Kelimelerin Kur'an'da geçiş grafiği

Kamer Suresi 25. Ayetin Meallerindeki Dilsel Farklılıklar:

Ayetin meallerindeki dilsel farklılıklar
Meal SahibiKullanılan İfadeDilsel Tonu
Abdulbaki GölpınarlıVahiy, içimizden gelegele ona mı geliyor?Açıklayıcı
Diyanet İşleri Meali (Yeni)Bizim aramızdan vahiy ona mı verildi?Geleneksel
Elmalılı Hamdi YazırZikir, aramızdan ona mı bırakıldı?Geleneksel
Mehmet OkuyanVahiy, aramızdan ona mı verildi?Modern
Ömer Nasuhi BilmenO zikir, bizim aramızdan O'nun üzerine mi bırakılmıştır.Geleneksel
Süleyman AteşZikir, aramızdan ona mı bırakıldı?Geleneksel
Süleymaniye VakfıDoğru bilgi içimizden ona mı verilmiş?Modern
Yaşar Nuri ÖztürkAramızdan öğüt ona mı verildi?Modern

Tabloda, farklı meallerin ifadeleri yer almaktadır. Abdülbaki Gölpınarlı, vahiyin içlerinden gelmediğini, insanların bunu sorguladığı bir durumu ifade ederken, Diyanet İşleri ve Elmalılı gibi geleneksel mealler, 'vahiy' kelimesini kullanarak bu durumu desteklemektedir. Modern meallerde ise, 'doğru bilgi' ve 'öğüt' gibi ifadeler kullanılarak, daha geniş bir anlam katmanına ulaşmayı amaçlamaktadır. Çoğu mealde 'vahiy' ifadesinin kullanılması, bu kelimenin İslam'daki önemini ve anlamını vurgulamak içindir. Dikkat çeken ifadeler arasında 'yalancı' ve 'şımartılmış' terimleri de bulunmaktadır. Bu ifadeler, inkarcıların düştüğü durumu net bir şekilde ortaya koyar.
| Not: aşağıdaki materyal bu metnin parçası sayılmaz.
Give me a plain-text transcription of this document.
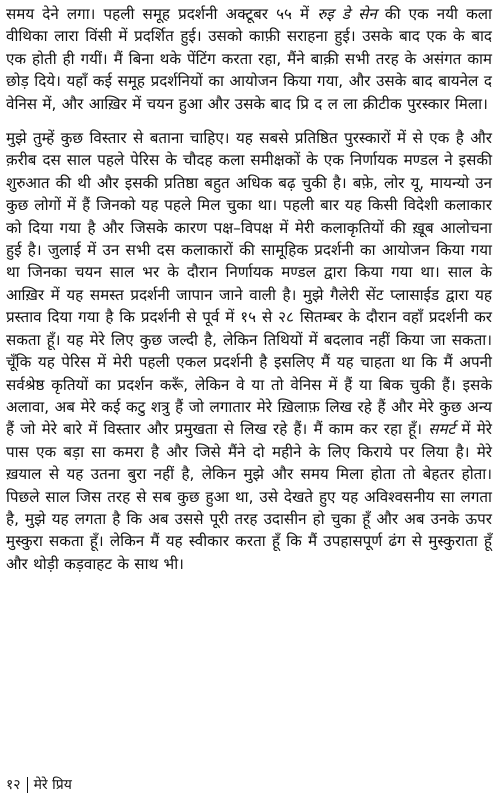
समय देने लगा। पहली समूह प्रदर्शनी अक्टूबर ५५ में रुइ डे सेन की एक नयी कला वीथिका लारा विंसी में प्रदर्शित हुई। उसको काफ़ी सराहना हुई। उसके बाद एक के बाद एक होती ही गयीं। मैं बिना थके पेंटिंग करता रहा, मैंने बाक़ी सभी तरह के असंगत काम छोड़ दिये। यहाँ कई समूह प्रदर्शनियों का आयोजन किया गया, और उसके बाद बायनेल द वेनिस में, और आख़िर में चयन हुआ और उसके बाद प्रि द ल ला क्रीटीक पुरस्कार मिला।

मुझे तुम्हें कुछ विस्तार से बताना चाहिए। यह सबसे प्रतिष्ठित पुरस्कारों में से एक है और क़रीब दस साल पहले पेरिस के चौदह कला समीक्षकों के एक निर्णायक मण्डल ने इसकी शुरुआत की थी और इसकी प्रतिष्ठा बहुत अधिक बढ़ चुकी है। बफ़े, लोर यू, मायन्यो उन कुछ लोगों में हैं जिनको यह पहले मिल चुका था। पहली बार यह किसी विदेशी कलाकार को दिया गया है और जिसके कारण पक्ष–विपक्ष में मेरी कलाकृतियों की ख़ूब आलोचना हुई है। जुलाई में उन सभी दस कलाकारों की सामूहिक प्रदर्शनी का आयोजन किया गया था जिनका चयन साल भर के दौरान निर्णायक मण्डल द्वारा किया गया था। साल के आख़िर में यह समस्त प्रदर्शनी जापान जाने वाली है। मुझे गैलेरी सेंट प्लासाईड द्वारा यह प्रस्ताव दिया गया है कि प्रदर्शनी से पूर्व में १५ से २८ सितम्बर के दौरान वहाँ प्रदर्शनी कर सकता हूँ। यह मेरे लिए कुछ जल्दी है, लेकिन तिथियों में बदलाव नहीं किया जा सकता। चूँकि यह पेरिस में मेरी पहली एकल प्रदर्शनी है इसलिए मैं यह चाहता था कि मैं अपनी सर्वश्रेष्ठ कृतियों का प्रदर्शन करूँ, लेकिन वे या तो वेनिस में हैं या बिक चुकी हैं। इसके अलावा, अब मेरे कई कटु शत्रु हैं जो लगातार मेरे ख़िलाफ़ लिख रहे हैं और मेरे कुछ अन्य हैं जो मेरे बारे में विस्तार और प्रमुखता से लिख रहे हैं। मैं काम कर रहा हूँ। समर्ट में मेरे पास एक बड़ा सा कमरा है और जिसे मैंने दो महीने के लिए किराये पर लिया है। मेरे ख़याल से यह उतना बुरा नहीं है, लेकिन मुझे और समय मिला होता तो बेहतर होता। पिछले साल जिस तरह से सब कुछ हुआ था, उसे देखते हुए यह अविश्वसनीय सा लगता है, मुझे यह लगता है कि अब उससे पूरी तरह उदासीन हो चुका हूँ और अब उनके ऊपर मुस्कुरा सकता हूँ। लेकिन मैं यह स्वीकार करता हूँ कि मैं उपहासपूर्ण ढंग से मुस्कुराता हूँ और थोड़ी कड़वाहट के साथ भी।

१२ मेरे प्रिय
Mealler arasında belirgin farklılıklar, dilin gelişimi ve çağın gereksinimlerine göre, anlama ve anlatıma yönelik farklılıklar ortaya koymaktadır. Bazı mealler, anlamı daraltan ifadeler kullanırken, diğerleri daha geniş ve açıklayıcı bir anlatım tercih etmektedir.